Where, then, can we seek that unity of thought processes which constitute the foundations of all knowledge? I believe that there are two closely linked and automatic processes — abstraction and the formulation of ideals — which underlie our ability to acquire all knowledge because they are the characteristic features of any efficient knowledge-acquiring system. The former is both selective and eliminative; it allows the brain to determine some property or relation which is common to many particulars, thus making it independent of the particular. Abstraction is also imposed on the brain by the limitations of its memory system, since it does away with the need to recall every detail. Memory is a critical step in obtaining knowledge, but, as Descartes saw, it could not be trusted in an unqualified way, even within the certain world of mathematics. A cardinal step in mathematical formulations is the deductive one. But in deductive arguments, the mind has to rely on memory in tracing the earlier steps in a deductive process. And the memory process itself can be at fault (as it often is).

Abstraction leads naturally to the formation of ideals. Plato used the term ‘ideal’ to mean a universal — derived from the intellect alone — as opposed to the particular, derived from sensory experience. Because memory of the particular fades, the ideal built by the brain from many particulars becomes the only real thing about which we can have knowledge, much as Plato and Kant believed. I would depart from their ideas by saying that the ‘thought processes’ involved in generating brain ideals are automatic neural processes, which differ according to the ideal that is being constructed, but that each of the many distributed knowledge-acquiring systems of the brain has an independent capacity to form ideals. We are not conscious of the automatic neural thought processes that are necessary for us to perceive the reality behind all natural phenomena, although the results of the processes are consciously perceived. This leads to my supposition, modified from Leibniz, that a different unconscious process underlies each of the conscious events that we experience.
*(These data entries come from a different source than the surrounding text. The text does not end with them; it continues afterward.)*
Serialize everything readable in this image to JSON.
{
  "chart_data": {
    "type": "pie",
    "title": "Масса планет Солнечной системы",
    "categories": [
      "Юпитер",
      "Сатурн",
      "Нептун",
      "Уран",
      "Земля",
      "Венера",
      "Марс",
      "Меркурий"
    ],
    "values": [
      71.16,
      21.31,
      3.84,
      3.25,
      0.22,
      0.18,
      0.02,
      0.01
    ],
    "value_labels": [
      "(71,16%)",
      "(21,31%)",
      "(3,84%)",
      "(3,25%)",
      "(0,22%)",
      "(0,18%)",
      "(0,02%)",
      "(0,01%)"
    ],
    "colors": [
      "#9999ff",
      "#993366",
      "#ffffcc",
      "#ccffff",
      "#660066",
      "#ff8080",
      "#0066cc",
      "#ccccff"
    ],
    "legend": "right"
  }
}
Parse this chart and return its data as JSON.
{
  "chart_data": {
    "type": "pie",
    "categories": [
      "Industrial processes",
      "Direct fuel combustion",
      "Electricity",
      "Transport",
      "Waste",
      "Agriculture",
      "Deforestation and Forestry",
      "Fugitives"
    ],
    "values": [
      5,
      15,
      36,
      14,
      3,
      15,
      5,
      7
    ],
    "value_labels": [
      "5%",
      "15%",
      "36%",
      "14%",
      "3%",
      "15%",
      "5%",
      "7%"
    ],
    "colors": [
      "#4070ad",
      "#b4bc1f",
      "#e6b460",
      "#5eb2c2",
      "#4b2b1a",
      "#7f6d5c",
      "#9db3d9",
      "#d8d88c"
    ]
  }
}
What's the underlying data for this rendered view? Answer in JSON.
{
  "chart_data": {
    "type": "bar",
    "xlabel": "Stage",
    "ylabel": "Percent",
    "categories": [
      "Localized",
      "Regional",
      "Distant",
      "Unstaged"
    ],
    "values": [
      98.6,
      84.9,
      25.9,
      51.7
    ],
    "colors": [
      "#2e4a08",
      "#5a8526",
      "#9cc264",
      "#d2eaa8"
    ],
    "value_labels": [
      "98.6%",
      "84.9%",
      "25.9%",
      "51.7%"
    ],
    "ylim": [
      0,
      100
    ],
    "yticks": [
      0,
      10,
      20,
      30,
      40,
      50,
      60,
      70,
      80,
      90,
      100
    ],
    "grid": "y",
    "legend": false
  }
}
A study of the neurological basis of abstraction and ideal formation is now within our reach. It may also shed light on another issue, namely the psychological ‘suffering’ which Freud traced to our ‘mental constitution’. If, as I believe, abstraction and the formation of ideals are the necessary characteristics of efficient knowledge-acquiring systems, and if knowledge can be acquired only through particulars — which is the staple diet of the brain — then it is not hard to see that there will forever be a clash between the ideals built from many particulars and the experience of the particular, leading to a perpetual dissatisfaction.